Envoyé par Thierry Noroit 
Admirable notation, d'une justesse étourdissante, de l'écrivain Eric Chevillard, sur son blog, à la date d'hier, le 1er juin :

"Sous l'influence du cinéma, du rock, de la beat generation, de l'Amérique en somme, nous avons pris en horreur
un certain tour d'esprit français, très littéraire, tout en mots, un peu emphatique ou ronflant, y compris quand l'ironie
s'en mêle, que représentent aussi bien Lamartine qu'Alphonse Allais ou encore Brassens - et il faut admettre que cette
langue est trop chargée pour laisser passer un cri, trop grammaticale pour reproduire certains déchirements de
l'âme, trop sûre d'elle pour céder à l'angoisse, cependant elle témoigne d'une ambition folle, d'un rêve téméraire de
conquête et de maîtrise absolue du monde par le verbe, plus délirante en cela et moins artificielle que bien des
ululements de rage et de révolte".

On reste saisi d'admiration... et de regret... en pensant à ce que fut la France du temps de Brassens encore.

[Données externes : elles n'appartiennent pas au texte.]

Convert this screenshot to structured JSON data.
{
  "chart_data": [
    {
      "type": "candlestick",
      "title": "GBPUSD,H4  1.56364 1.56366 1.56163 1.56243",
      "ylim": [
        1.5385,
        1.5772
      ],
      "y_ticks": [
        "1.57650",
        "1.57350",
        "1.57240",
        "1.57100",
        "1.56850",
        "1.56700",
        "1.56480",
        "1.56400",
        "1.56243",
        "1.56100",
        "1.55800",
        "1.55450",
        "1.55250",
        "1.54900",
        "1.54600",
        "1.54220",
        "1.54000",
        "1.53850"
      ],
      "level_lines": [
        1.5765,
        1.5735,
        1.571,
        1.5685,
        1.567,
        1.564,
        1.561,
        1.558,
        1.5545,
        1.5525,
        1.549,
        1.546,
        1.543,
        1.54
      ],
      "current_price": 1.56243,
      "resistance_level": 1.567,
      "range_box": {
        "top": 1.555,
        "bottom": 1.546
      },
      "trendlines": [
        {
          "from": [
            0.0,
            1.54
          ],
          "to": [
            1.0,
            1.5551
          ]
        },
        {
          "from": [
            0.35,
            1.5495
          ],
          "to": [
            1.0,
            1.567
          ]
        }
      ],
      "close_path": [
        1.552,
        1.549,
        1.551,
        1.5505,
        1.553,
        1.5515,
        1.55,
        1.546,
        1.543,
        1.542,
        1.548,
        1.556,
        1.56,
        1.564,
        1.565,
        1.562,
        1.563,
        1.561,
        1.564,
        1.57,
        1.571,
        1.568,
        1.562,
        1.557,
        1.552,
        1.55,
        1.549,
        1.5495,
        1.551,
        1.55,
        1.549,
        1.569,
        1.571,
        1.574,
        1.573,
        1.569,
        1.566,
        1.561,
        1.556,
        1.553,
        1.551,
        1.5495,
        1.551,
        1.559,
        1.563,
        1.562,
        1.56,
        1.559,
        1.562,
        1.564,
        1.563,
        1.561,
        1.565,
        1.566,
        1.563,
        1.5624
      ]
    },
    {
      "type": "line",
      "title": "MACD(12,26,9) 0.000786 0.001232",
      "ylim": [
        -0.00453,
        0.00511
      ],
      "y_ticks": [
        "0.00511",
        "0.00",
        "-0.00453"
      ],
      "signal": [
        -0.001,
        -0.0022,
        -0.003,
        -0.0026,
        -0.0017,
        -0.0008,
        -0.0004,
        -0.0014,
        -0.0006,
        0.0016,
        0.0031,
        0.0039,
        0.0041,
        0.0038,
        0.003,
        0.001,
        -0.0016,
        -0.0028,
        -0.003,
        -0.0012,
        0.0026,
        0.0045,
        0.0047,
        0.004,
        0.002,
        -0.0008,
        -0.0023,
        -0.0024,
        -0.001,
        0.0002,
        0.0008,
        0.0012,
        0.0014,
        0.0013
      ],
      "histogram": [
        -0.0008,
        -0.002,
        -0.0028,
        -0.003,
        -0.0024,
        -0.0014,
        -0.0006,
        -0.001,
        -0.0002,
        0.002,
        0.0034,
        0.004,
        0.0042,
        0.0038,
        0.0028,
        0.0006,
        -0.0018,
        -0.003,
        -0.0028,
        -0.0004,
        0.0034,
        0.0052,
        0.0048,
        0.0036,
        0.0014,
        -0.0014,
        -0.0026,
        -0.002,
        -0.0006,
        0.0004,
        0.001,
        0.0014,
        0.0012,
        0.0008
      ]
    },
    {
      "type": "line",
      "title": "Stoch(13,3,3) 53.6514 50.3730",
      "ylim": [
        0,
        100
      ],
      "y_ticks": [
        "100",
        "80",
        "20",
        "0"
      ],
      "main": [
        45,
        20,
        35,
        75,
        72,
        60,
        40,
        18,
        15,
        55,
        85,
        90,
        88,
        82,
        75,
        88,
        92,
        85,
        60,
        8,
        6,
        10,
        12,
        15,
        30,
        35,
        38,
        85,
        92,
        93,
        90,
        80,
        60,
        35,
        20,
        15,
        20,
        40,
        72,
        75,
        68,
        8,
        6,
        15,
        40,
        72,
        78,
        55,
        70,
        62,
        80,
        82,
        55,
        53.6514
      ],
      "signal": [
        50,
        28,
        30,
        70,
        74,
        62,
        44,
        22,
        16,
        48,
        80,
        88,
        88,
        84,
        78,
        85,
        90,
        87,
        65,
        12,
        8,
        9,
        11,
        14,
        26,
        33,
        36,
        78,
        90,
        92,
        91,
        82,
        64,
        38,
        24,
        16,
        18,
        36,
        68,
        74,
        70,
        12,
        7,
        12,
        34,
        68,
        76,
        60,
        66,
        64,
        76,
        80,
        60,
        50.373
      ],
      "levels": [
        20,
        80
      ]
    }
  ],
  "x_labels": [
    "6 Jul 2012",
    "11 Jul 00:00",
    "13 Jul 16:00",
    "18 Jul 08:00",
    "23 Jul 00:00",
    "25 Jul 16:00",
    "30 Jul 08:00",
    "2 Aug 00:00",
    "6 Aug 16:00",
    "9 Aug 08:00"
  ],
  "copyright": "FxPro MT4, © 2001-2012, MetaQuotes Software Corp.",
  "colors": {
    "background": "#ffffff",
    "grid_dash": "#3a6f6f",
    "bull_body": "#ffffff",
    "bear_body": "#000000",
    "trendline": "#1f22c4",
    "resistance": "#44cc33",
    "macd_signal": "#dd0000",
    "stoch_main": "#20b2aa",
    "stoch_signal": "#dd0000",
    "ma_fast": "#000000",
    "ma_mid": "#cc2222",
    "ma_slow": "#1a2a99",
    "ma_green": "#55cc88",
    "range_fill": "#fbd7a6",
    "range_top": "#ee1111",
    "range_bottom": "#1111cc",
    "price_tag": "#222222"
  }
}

J'avoue
avoir été remué en lisant le nom de Brassens (on ne s'attendait pas forcément à lui) dans la note de Chevillard. Après l'avoir snobé dans ma jeunesse (artificiellement attirée par un langage plus avant-gardiste), je réécoute Brassens depuis quelques années, avec une admiration sans borne. Un grand écrivain, un grand Français, un in-nocent avant l'heure.
Lisez Jacques Perret, sorte de Brassens qui serait romancier. Je suis plongé dans Rôle de plaisance (1957) ces jours-ci. Un bonheur de lecture dont je ne sais que faire: j'oscille entre le garder secret et le clamer sur les toits, mais alors j'en citerais des pages entières, à n'en plus finir. L'homme et l'écrivain, un peu Céline, un peu Cendrars, un des plus libres et indépendants que je connaisse -- si comme vous dites Brassens était un in-nocent avant l'heure, mériterait d'être considéré comme modèle du genre.
De Perret aussi, très recommandable : Les Biffins de Gonesse.
Très bon Perret, continuez. Quand à Brassens, c'était un grand admirateur de Chateaubriand.
Oserais-je suggérer, cher Buena Vista, "Du temps que la France était ..."?
Mais suis-je littéraire ou suis-je archaïque?
« La syntaxe est une faculté de l'âme. »

Paul Valéry, Choses tues

(Incidemment, le "tout en mots" me semble davantage convenir à Allen Ginsberg qu'à Bonnefoy, à Philip Roth qu'à Modiano, surtout quand il fait mine de parler.)
Le dernier Modiano est son chef-d'oeuvre, à mon humble avis.
Soyez certain, cher Buena Vista, que votre enthousiasme pour la citation de Chevillard que vous nous donnez, et les idées qu'elle expose, ont toute ma sympathie. Je me demande cependant si la perte du sens littéraire et de la langue qui l'accompagne n'a pas de meilleure illustration que dans cette citation même :

Citation
Buena vista
"Sous l'influence du cinéma, du rock, de la beat generation, de l'Amérique en somme, nous avons pris en horreur
un certain tour d'esprit français, très littéraire, tout en mots, un peu emphatique ou ronflant, y compris quand l'ironie
s'en mêle, que représentent aussi bien Lamartine qu'Alphonse Allais ou encore Brassens - et il faut admettre que cette
langue est trop chargée pour laisser passer un cri, trop grammaticale pour reproduire certains déchirements de
l'âme, trop sûre d'elle pour céder à l'angoisse, cependant elle témoigne d'une ambition folle, d'un rêve téméraire de
conquête et de maîtrise absolue du monde par le verbe, plus délirante en cela et moins artificielle que bien des
ululements de rage et de révolte".

Sous l'influence de tous les arts et mouvements de foule mineurs que mentionne l'auteur, et de leur emphase peu réfléchie, il parle de prendre en horreur, d'ambition folle, de maîtrise absolue du monde par le verbe, de plus délirante en cela et de ululements. Ce vocabulaire est le signe même de la perte du sens littéraire de la mesure que Chevillard déplore.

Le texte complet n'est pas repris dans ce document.